Vic Morrow's death clouds Twilight Zone: The Movie with dread
By Jerry Saravia
When I first saw "Twilight Zone: The Movie" on VHS back in 1984, I was floored by it. Being a devoted fan to the Rod Serling series, I enjoyed the heck out of this grisly, cartoonish wild ride of a movie. I am still floored by it, having seen it twice more since, but something gnaws at me. It is the first segment in this sci-fi/horror anthology, the one that fills most people with dread. I am talking about the unfortunate John Landis-directed story that stars the late Vic Morrow.In the first segment, entitled "Time Out," Vic Morrow plays Bill Connor, a bigoted louse of a man who has been passed over a promotion by a Jewish worker. When speaking out about his depression at a local bar to his friends, Bill spouts racist remarks and slurs without respite until he is interrupted by two black men at a nearby table. Bill leaves the bar and finds himself in WWII Occupied France where he is followed, shot at and attacked by Nazis thinking he is a Jew. Then he finds himself at a KKK rally where he is about to be hung on a tree, then we segue to the Vietnam War and then back to occupied France where he is sent away in a train car to a concentration camp. The original ending was to feature Bill helping two Vietnamese children escape from being killed by bombs - it was to be the character's redemption.

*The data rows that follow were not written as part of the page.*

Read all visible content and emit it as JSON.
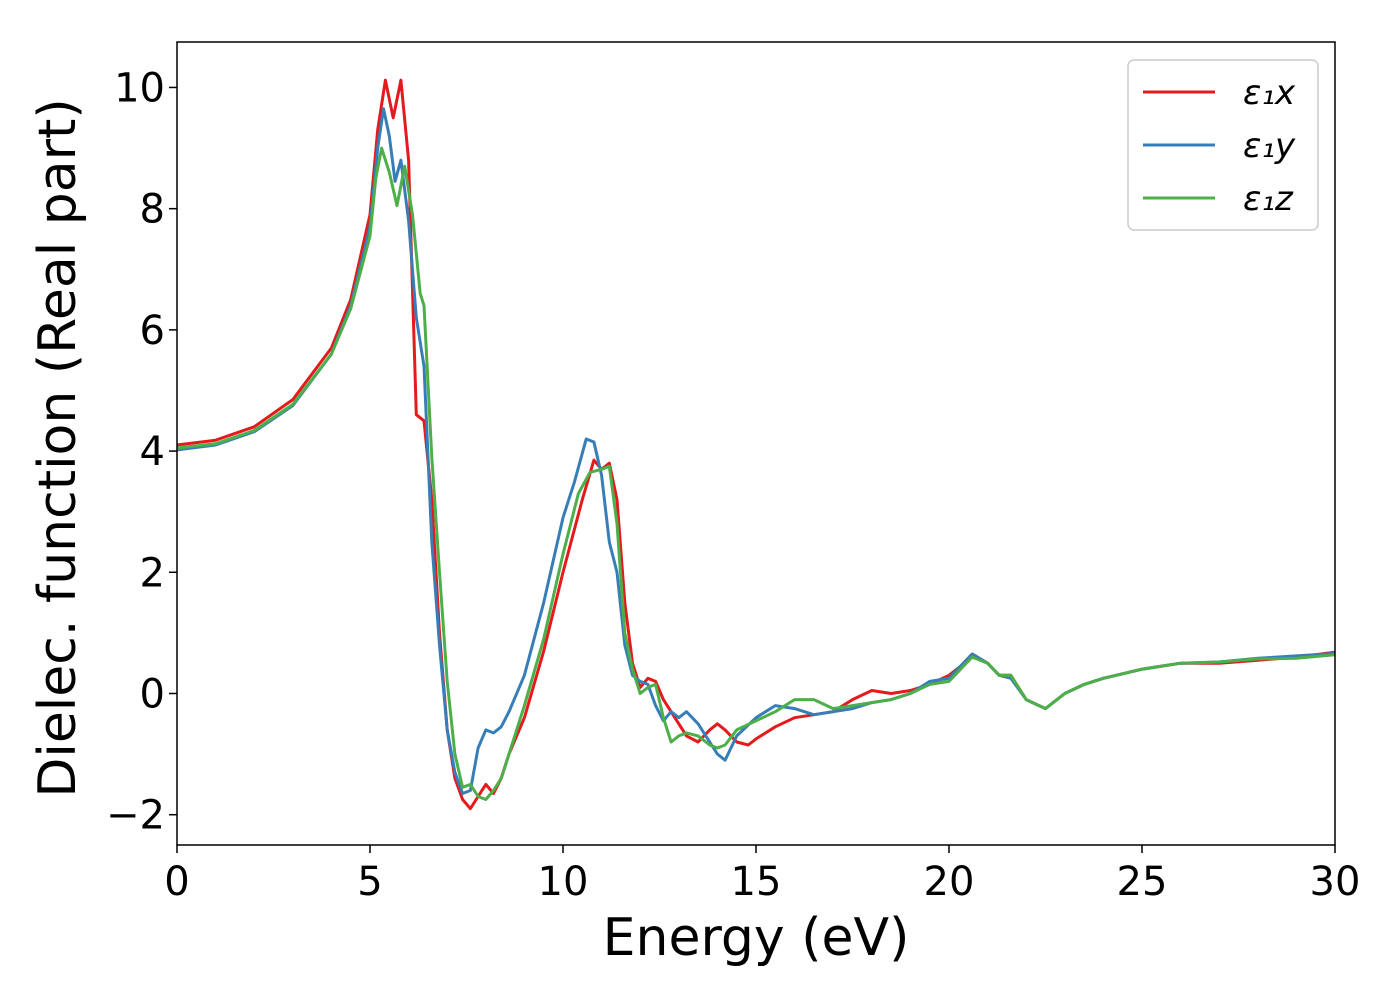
{
  "chart_data": {
    "type": "line",
    "title": "",
    "xlabel": "Energy (eV)",
    "ylabel": "Dielec. function (Real part)",
    "xlim": [
      0,
      30
    ],
    "ylim": [
      -2.5,
      10.75
    ],
    "xticks": [
      0,
      5,
      10,
      15,
      20,
      25,
      30
    ],
    "yticks": [
      -2,
      0,
      2,
      4,
      6,
      8,
      10
    ],
    "xtick_labels": [
      "0",
      "5",
      "10",
      "15",
      "20",
      "25",
      "30"
    ],
    "ytick_labels": [
      "−2",
      "0",
      "2",
      "4",
      "6",
      "8",
      "10"
    ],
    "grid": false,
    "legend_position": "top-right",
    "series": [
      {
        "name": "ε₁x",
        "color": "#e41a1c",
        "points": [
          [
            0,
            4.1
          ],
          [
            1,
            4.18
          ],
          [
            2,
            4.4
          ],
          [
            3,
            4.85
          ],
          [
            4,
            5.7
          ],
          [
            4.5,
            6.5
          ],
          [
            5,
            7.9
          ],
          [
            5.2,
            9.3
          ],
          [
            5.4,
            10.12
          ],
          [
            5.6,
            9.5
          ],
          [
            5.8,
            10.12
          ],
          [
            6.0,
            8.8
          ],
          [
            6.2,
            4.6
          ],
          [
            6.4,
            4.5
          ],
          [
            6.6,
            3.2
          ],
          [
            6.8,
            1.0
          ],
          [
            7.0,
            -0.6
          ],
          [
            7.2,
            -1.4
          ],
          [
            7.4,
            -1.75
          ],
          [
            7.6,
            -1.9
          ],
          [
            7.8,
            -1.7
          ],
          [
            8.0,
            -1.5
          ],
          [
            8.2,
            -1.65
          ],
          [
            8.4,
            -1.4
          ],
          [
            8.6,
            -1.0
          ],
          [
            9.0,
            -0.4
          ],
          [
            9.5,
            0.7
          ],
          [
            10.0,
            2.0
          ],
          [
            10.5,
            3.2
          ],
          [
            10.8,
            3.85
          ],
          [
            11.0,
            3.7
          ],
          [
            11.2,
            3.8
          ],
          [
            11.4,
            3.2
          ],
          [
            11.6,
            1.5
          ],
          [
            11.8,
            0.5
          ],
          [
            12.0,
            0.1
          ],
          [
            12.2,
            0.25
          ],
          [
            12.4,
            0.2
          ],
          [
            12.6,
            -0.1
          ],
          [
            12.8,
            -0.3
          ],
          [
            13.0,
            -0.5
          ],
          [
            13.2,
            -0.7
          ],
          [
            13.5,
            -0.8
          ],
          [
            13.8,
            -0.6
          ],
          [
            14.0,
            -0.5
          ],
          [
            14.2,
            -0.6
          ],
          [
            14.5,
            -0.8
          ],
          [
            14.8,
            -0.85
          ],
          [
            15.0,
            -0.75
          ],
          [
            15.5,
            -0.55
          ],
          [
            16.0,
            -0.4
          ],
          [
            16.5,
            -0.35
          ],
          [
            17.0,
            -0.3
          ],
          [
            17.5,
            -0.1
          ],
          [
            18.0,
            0.05
          ],
          [
            18.5,
            0.0
          ],
          [
            19.0,
            0.05
          ],
          [
            19.5,
            0.15
          ],
          [
            20.0,
            0.3
          ],
          [
            20.3,
            0.45
          ],
          [
            20.6,
            0.65
          ],
          [
            21.0,
            0.5
          ],
          [
            21.3,
            0.3
          ],
          [
            21.6,
            0.3
          ],
          [
            22.0,
            -0.1
          ],
          [
            22.5,
            -0.25
          ],
          [
            23.0,
            0.0
          ],
          [
            23.5,
            0.15
          ],
          [
            24.0,
            0.25
          ],
          [
            25.0,
            0.4
          ],
          [
            26.0,
            0.5
          ],
          [
            27.0,
            0.5
          ],
          [
            28.0,
            0.55
          ],
          [
            29.0,
            0.6
          ],
          [
            30.0,
            0.68
          ]
        ]
      },
      {
        "name": "ε₁y",
        "color": "#377eb8",
        "points": [
          [
            0,
            4.02
          ],
          [
            1,
            4.1
          ],
          [
            2,
            4.32
          ],
          [
            3,
            4.75
          ],
          [
            4,
            5.6
          ],
          [
            4.5,
            6.4
          ],
          [
            5,
            7.7
          ],
          [
            5.2,
            9.0
          ],
          [
            5.35,
            9.65
          ],
          [
            5.5,
            9.2
          ],
          [
            5.65,
            8.45
          ],
          [
            5.8,
            8.8
          ],
          [
            6.0,
            7.8
          ],
          [
            6.2,
            6.2
          ],
          [
            6.4,
            5.4
          ],
          [
            6.6,
            2.5
          ],
          [
            6.8,
            0.8
          ],
          [
            7.0,
            -0.6
          ],
          [
            7.2,
            -1.3
          ],
          [
            7.4,
            -1.65
          ],
          [
            7.6,
            -1.6
          ],
          [
            7.8,
            -0.9
          ],
          [
            8.0,
            -0.6
          ],
          [
            8.2,
            -0.65
          ],
          [
            8.4,
            -0.55
          ],
          [
            8.6,
            -0.3
          ],
          [
            9.0,
            0.3
          ],
          [
            9.5,
            1.5
          ],
          [
            10.0,
            2.9
          ],
          [
            10.3,
            3.5
          ],
          [
            10.6,
            4.2
          ],
          [
            10.8,
            4.15
          ],
          [
            11.0,
            3.6
          ],
          [
            11.2,
            2.5
          ],
          [
            11.4,
            2.0
          ],
          [
            11.6,
            0.8
          ],
          [
            11.8,
            0.3
          ],
          [
            12.0,
            0.2
          ],
          [
            12.2,
            0.15
          ],
          [
            12.4,
            -0.2
          ],
          [
            12.6,
            -0.45
          ],
          [
            12.8,
            -0.3
          ],
          [
            13.0,
            -0.4
          ],
          [
            13.2,
            -0.3
          ],
          [
            13.5,
            -0.5
          ],
          [
            13.8,
            -0.8
          ],
          [
            14.0,
            -1.0
          ],
          [
            14.2,
            -1.1
          ],
          [
            14.5,
            -0.7
          ],
          [
            15.0,
            -0.4
          ],
          [
            15.5,
            -0.2
          ],
          [
            16.0,
            -0.25
          ],
          [
            16.5,
            -0.35
          ],
          [
            17.0,
            -0.3
          ],
          [
            17.5,
            -0.25
          ],
          [
            18.0,
            -0.15
          ],
          [
            18.5,
            -0.1
          ],
          [
            19.0,
            0.0
          ],
          [
            19.5,
            0.2
          ],
          [
            20.0,
            0.25
          ],
          [
            20.3,
            0.45
          ],
          [
            20.6,
            0.65
          ],
          [
            21.0,
            0.5
          ],
          [
            21.3,
            0.3
          ],
          [
            21.6,
            0.25
          ],
          [
            22.0,
            -0.1
          ],
          [
            22.5,
            -0.25
          ],
          [
            23.0,
            0.0
          ],
          [
            23.5,
            0.15
          ],
          [
            24.0,
            0.25
          ],
          [
            25.0,
            0.4
          ],
          [
            26.0,
            0.5
          ],
          [
            27.0,
            0.52
          ],
          [
            28.0,
            0.58
          ],
          [
            29.0,
            0.62
          ],
          [
            30.0,
            0.66
          ]
        ]
      },
      {
        "name": "ε₁z",
        "color": "#4daf4a",
        "points": [
          [
            0,
            4.05
          ],
          [
            1,
            4.12
          ],
          [
            2,
            4.34
          ],
          [
            3,
            4.77
          ],
          [
            4,
            5.6
          ],
          [
            4.5,
            6.35
          ],
          [
            5,
            7.55
          ],
          [
            5.15,
            8.5
          ],
          [
            5.3,
            9.0
          ],
          [
            5.5,
            8.6
          ],
          [
            5.7,
            8.05
          ],
          [
            5.9,
            8.7
          ],
          [
            6.1,
            7.9
          ],
          [
            6.3,
            6.6
          ],
          [
            6.4,
            6.4
          ],
          [
            6.6,
            3.9
          ],
          [
            6.8,
            2.0
          ],
          [
            7.0,
            0.2
          ],
          [
            7.2,
            -1.0
          ],
          [
            7.4,
            -1.55
          ],
          [
            7.6,
            -1.5
          ],
          [
            7.8,
            -1.7
          ],
          [
            8.0,
            -1.75
          ],
          [
            8.2,
            -1.6
          ],
          [
            8.4,
            -1.4
          ],
          [
            8.6,
            -1.0
          ],
          [
            9.0,
            -0.2
          ],
          [
            9.5,
            0.9
          ],
          [
            10.0,
            2.3
          ],
          [
            10.4,
            3.3
          ],
          [
            10.7,
            3.65
          ],
          [
            11.0,
            3.7
          ],
          [
            11.2,
            3.75
          ],
          [
            11.4,
            2.8
          ],
          [
            11.6,
            1.0
          ],
          [
            11.8,
            0.4
          ],
          [
            12.0,
            0.0
          ],
          [
            12.2,
            0.1
          ],
          [
            12.4,
            0.15
          ],
          [
            12.6,
            -0.4
          ],
          [
            12.8,
            -0.8
          ],
          [
            13.0,
            -0.7
          ],
          [
            13.2,
            -0.65
          ],
          [
            13.5,
            -0.7
          ],
          [
            13.8,
            -0.85
          ],
          [
            14.0,
            -0.9
          ],
          [
            14.2,
            -0.85
          ],
          [
            14.5,
            -0.6
          ],
          [
            15.0,
            -0.45
          ],
          [
            15.5,
            -0.3
          ],
          [
            16.0,
            -0.1
          ],
          [
            16.5,
            -0.1
          ],
          [
            17.0,
            -0.25
          ],
          [
            17.5,
            -0.2
          ],
          [
            18.0,
            -0.15
          ],
          [
            18.5,
            -0.1
          ],
          [
            19.0,
            0.0
          ],
          [
            19.5,
            0.15
          ],
          [
            20.0,
            0.2
          ],
          [
            20.3,
            0.4
          ],
          [
            20.6,
            0.6
          ],
          [
            21.0,
            0.5
          ],
          [
            21.3,
            0.3
          ],
          [
            21.6,
            0.3
          ],
          [
            22.0,
            -0.1
          ],
          [
            22.5,
            -0.25
          ],
          [
            23.0,
            0.0
          ],
          [
            23.5,
            0.15
          ],
          [
            24.0,
            0.25
          ],
          [
            25.0,
            0.4
          ],
          [
            26.0,
            0.5
          ],
          [
            27.0,
            0.52
          ],
          [
            28.0,
            0.57
          ],
          [
            29.0,
            0.58
          ],
          [
            30.0,
            0.64
          ]
        ]
      }
    ]
  }
}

"Time Out" is hardly the most convincing look at racism and it suffers because of its downbeat ending (to be fair, some Serling episodes were downers). The tone of the piece is a little off and there is precious room for irony, mainly because the original ending is not present (for obvious reasons since Morrow and the two Vietnamese kids were killed in a tragic helicopter accident during filming). What really bothers me about this segment (the weakest of the four) is the audacity of the filmmakers to include it in the first place! Some critics at the time took note of it and could not ignore the real-life tragedy - how could you? How can one discuss this segment without mentioning the demise of its key participants? Why couldn't the filmmakers have opted to film some other segment entirely - there are many "Twilight Zone" episodes that could have been remade or perhaps come up with a story from scratch. But by including it, it can't escape its own unintended tragic, despairing dimensions. The whole segment feels vaguely exploitative and in poor taste.
The rest of the "Twilight Zone: The Movie" is terrifically scary and surprisingly tense. Between Spielberg's incandescently warm glow on "Kick the Can" (the only segment that is not horrific), to George Miller's frightening "Nightmare at 20,000 Feet" with John Lithgow as a nervous passenger, to "It's a Good Life" with a devilish kid (far more devilish and evil in the original) who can conjure up cartoon worlds straight from his numerous televisions, "Twilight Zone" is a frenzied nightmare that is hard to shake off. That, and there is Dan Aykroyd in an opening prologue with CCR's "Midnight Special" playing that is sure to make your teeth chatter. Enjoy the film for what it is, and just skip that "Time Out." Vic Morrow would have wanted it that way.